Visionnaires, les LA estiment « possible que l’anglais soit amené à jouer le rôle du latin à l’échelle mondiale, dans un monde plurilingue. Mais il est possible aussi que les élites d’une culture cessent de transmettre leur langue (…), comme cela est arrivé à l’occitan ou au picard, progressivement remplacés par le français. C’est sur le statut des langues et du plurilinguisme qu’il faudrait débattre ; et non sur la concurrence entre spoiler et divulgâcher ! »

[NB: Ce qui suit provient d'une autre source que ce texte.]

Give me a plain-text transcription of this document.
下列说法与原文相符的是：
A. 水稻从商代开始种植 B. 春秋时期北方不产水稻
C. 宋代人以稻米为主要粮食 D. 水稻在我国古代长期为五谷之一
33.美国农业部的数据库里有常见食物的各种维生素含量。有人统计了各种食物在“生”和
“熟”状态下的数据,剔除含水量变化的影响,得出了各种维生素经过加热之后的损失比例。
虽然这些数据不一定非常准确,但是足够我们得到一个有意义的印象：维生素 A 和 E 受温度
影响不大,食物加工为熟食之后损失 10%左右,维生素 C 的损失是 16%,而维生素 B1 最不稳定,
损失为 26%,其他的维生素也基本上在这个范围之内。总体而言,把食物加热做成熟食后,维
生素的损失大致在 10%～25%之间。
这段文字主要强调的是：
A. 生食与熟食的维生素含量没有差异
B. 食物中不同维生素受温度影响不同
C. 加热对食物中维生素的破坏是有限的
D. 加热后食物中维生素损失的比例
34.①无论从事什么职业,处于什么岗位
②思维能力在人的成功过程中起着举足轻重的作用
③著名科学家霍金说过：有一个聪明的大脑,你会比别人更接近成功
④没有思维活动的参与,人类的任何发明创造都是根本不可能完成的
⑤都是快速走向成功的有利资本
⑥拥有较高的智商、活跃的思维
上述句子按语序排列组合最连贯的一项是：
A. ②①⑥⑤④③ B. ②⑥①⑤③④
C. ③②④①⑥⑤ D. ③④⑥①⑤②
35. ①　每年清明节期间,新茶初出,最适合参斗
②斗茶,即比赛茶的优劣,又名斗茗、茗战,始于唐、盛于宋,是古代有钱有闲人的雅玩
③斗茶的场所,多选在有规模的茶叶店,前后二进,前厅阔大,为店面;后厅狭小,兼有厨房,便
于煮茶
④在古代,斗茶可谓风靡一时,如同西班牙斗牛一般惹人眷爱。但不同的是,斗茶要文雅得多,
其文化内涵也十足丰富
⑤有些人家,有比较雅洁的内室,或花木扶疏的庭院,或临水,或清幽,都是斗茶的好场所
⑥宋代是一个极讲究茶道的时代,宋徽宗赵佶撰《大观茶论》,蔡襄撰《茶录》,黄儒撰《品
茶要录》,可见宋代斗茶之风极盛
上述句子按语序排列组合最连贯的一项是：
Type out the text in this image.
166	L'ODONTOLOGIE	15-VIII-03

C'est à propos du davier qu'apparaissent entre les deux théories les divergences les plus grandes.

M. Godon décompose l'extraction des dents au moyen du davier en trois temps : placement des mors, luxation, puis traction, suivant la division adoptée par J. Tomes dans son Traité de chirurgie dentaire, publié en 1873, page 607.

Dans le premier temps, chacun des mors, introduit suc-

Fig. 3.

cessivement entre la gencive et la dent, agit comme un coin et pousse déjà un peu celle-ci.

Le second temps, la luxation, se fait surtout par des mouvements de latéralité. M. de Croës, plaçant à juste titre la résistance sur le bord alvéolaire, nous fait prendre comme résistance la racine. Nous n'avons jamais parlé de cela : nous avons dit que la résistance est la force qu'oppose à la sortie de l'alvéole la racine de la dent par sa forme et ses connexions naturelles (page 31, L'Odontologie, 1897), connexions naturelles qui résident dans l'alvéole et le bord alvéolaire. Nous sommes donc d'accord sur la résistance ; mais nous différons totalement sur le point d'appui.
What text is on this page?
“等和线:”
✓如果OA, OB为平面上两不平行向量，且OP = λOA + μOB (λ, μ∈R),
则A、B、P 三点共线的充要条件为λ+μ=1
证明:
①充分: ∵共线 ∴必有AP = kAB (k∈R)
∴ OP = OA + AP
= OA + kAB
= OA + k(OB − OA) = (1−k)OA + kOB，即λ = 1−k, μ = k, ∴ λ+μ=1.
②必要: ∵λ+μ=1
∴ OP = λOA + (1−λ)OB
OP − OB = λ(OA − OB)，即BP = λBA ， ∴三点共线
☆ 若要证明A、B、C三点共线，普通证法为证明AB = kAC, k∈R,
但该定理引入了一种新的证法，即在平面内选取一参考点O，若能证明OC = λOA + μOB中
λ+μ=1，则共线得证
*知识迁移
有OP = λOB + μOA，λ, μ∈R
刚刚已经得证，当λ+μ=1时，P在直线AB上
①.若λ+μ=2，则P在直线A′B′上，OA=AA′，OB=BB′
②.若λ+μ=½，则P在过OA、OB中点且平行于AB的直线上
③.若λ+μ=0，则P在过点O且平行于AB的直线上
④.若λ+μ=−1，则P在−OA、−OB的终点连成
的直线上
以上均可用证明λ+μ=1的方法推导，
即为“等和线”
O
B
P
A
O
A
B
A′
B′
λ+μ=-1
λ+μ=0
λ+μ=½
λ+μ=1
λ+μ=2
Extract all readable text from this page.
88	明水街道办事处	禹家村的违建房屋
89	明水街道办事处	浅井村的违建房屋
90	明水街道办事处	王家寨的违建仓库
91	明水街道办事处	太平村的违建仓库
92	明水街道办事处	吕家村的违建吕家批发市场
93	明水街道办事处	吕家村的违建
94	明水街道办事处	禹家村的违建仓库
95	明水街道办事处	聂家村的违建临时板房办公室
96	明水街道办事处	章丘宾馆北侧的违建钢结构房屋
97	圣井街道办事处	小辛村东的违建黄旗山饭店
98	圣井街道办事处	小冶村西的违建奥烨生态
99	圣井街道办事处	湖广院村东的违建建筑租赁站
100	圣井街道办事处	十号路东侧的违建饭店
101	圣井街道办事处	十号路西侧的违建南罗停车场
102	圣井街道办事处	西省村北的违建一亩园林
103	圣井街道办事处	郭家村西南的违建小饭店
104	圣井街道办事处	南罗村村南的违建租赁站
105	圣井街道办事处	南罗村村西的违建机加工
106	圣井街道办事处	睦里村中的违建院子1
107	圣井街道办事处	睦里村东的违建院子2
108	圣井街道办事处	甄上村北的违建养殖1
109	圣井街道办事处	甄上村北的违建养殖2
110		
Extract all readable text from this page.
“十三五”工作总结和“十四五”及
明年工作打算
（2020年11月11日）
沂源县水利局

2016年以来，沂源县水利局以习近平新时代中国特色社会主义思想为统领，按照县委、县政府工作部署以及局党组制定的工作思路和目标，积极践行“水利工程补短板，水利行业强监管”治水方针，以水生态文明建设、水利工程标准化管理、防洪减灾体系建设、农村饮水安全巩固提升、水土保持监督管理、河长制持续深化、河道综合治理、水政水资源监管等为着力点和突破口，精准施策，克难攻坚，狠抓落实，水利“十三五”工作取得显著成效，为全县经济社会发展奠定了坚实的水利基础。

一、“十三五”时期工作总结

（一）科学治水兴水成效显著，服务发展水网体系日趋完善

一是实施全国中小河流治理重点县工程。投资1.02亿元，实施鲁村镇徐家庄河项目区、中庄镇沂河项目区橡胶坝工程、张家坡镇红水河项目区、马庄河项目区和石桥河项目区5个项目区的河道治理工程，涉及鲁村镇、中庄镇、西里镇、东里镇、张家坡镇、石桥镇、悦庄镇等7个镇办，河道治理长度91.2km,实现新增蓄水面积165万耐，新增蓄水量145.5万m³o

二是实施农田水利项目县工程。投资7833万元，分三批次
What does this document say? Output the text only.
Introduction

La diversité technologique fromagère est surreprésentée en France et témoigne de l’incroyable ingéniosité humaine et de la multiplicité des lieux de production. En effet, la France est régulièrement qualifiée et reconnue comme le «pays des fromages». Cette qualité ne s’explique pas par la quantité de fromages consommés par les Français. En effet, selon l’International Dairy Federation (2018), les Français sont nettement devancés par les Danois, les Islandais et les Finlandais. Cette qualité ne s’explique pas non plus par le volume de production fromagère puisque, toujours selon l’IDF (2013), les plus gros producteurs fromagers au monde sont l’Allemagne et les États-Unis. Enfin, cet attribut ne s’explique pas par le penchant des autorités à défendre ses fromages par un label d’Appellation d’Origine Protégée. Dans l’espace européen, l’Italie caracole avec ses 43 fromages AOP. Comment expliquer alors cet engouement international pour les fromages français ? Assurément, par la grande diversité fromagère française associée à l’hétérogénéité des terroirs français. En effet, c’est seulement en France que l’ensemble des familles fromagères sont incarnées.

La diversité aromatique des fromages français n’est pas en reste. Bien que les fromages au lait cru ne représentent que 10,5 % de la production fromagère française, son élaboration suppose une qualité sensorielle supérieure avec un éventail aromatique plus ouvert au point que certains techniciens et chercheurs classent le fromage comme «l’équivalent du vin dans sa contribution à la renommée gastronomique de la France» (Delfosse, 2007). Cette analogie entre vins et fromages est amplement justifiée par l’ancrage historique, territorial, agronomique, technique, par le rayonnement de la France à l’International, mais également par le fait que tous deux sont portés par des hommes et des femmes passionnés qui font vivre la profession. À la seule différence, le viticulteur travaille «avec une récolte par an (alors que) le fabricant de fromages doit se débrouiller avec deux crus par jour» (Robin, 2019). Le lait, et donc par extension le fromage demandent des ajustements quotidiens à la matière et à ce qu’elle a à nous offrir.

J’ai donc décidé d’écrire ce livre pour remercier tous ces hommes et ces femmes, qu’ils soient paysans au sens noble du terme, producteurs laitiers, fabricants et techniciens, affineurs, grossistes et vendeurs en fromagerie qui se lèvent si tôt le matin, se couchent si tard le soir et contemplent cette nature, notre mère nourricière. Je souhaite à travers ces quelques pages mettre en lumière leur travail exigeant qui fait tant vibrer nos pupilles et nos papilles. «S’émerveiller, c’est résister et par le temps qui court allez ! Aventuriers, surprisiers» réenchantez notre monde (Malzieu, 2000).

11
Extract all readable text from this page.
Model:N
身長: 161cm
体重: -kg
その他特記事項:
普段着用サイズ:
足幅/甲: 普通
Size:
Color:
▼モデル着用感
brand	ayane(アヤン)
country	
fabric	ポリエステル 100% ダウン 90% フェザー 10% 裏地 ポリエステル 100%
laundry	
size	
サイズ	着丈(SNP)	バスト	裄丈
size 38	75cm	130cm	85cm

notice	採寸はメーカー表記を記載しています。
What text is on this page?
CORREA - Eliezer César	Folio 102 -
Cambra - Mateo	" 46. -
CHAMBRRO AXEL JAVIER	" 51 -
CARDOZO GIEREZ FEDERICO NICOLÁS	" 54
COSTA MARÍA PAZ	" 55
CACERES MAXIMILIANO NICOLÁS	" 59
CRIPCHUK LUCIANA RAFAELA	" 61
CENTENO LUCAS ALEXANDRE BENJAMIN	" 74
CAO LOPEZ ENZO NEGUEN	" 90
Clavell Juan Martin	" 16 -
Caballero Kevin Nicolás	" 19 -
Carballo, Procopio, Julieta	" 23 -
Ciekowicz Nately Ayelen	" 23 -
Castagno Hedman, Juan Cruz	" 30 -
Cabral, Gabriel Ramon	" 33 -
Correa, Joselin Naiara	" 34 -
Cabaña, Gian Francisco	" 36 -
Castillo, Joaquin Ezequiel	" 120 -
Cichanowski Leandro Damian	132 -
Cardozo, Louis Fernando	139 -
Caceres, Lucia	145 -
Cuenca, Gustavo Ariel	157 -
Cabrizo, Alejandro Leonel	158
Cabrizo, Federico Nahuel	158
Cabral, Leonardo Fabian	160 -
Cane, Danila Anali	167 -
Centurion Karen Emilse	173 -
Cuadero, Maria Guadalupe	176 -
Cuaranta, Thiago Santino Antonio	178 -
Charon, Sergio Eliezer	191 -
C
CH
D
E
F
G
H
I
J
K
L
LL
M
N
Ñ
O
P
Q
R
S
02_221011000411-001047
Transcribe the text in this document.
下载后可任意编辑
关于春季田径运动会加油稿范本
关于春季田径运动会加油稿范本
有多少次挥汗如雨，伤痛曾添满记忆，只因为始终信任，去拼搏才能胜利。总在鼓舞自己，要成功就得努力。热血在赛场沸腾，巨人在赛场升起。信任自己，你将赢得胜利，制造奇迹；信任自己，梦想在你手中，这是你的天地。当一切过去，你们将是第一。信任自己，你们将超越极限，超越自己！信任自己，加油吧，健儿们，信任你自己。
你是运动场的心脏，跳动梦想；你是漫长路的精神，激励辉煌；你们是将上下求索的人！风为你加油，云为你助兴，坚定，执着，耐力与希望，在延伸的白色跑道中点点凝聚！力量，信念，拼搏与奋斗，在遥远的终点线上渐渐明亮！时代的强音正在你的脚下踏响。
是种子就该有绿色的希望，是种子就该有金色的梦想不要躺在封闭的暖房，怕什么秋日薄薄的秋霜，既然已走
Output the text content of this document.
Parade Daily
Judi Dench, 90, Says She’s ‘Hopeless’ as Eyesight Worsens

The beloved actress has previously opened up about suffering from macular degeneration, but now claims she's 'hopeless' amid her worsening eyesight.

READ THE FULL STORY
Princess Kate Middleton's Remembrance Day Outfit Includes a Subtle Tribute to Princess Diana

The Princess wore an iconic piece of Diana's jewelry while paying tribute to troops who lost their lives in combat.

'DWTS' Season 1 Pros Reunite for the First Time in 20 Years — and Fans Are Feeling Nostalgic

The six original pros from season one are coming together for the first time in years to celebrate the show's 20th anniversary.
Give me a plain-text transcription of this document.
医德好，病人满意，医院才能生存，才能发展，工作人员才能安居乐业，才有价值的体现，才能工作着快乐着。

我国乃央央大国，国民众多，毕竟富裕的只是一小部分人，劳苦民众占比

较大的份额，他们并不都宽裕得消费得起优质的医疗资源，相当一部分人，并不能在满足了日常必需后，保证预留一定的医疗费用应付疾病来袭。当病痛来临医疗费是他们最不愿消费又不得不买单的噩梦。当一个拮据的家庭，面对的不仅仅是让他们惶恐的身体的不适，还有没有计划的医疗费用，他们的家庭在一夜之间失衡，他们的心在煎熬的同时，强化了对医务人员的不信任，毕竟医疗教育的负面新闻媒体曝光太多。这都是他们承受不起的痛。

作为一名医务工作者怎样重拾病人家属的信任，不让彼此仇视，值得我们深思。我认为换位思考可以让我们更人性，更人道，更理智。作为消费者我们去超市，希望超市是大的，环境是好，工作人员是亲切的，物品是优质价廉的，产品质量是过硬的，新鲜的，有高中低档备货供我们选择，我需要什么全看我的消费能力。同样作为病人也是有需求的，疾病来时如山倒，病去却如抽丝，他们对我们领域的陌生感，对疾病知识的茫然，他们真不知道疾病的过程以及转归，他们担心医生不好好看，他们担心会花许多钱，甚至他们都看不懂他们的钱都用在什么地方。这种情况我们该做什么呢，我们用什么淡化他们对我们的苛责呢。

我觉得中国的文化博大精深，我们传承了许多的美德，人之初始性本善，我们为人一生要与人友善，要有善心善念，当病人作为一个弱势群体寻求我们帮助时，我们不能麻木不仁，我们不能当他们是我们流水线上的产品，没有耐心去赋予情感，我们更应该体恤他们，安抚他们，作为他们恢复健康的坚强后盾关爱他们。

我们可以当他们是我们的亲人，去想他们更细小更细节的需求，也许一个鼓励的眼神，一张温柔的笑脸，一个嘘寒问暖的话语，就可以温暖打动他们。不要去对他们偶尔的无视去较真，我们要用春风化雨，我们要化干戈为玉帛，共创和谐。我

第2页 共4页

Tout d’abord, je trouve singulier que les LA présentent comme un risque tendanciel la disparition du français au profit de l’anglais, alors que leur thèse consiste précisément à affirmer que l’anglais ne menace pas le français... ils reformulent comme une hypothèse recevable la proposition qu’ils présentent quelques pages avant comme une idée reçue à combattre à tout crin…

Plus gênant encore : on pourrait penser que des défenseurs de la cause linguistique considèrent le risque de disparition d’une langue comme un appauvrissement à combattre absolument. Que nenni ! Les LA énoncent le risque sans le déplorer une seule seconde, dans un essai qui est pourtant un « coup de gueule » ! Quand une posture de neutralité scientifique devient l’alibi d’une attitude de prosternation devant la domination de l’anglais !

Le chapitre s'abstient en effet de toute dénonciation quant au fait que l'anglais évince progressivement les autres langues nationales, notamment dans l'enseignement supérieur et la recherche ou encore la vie des grandes entreprises. Dans les écoles de commerce, et petit à petit dans les écoles d'ingénieur, le cours en anglais est devenu la règle, et on peut difficilement éviter l’emploi du terme d’invasion… aucun mot, pourtant, pour dénoncer le risque de perte de domaine du français.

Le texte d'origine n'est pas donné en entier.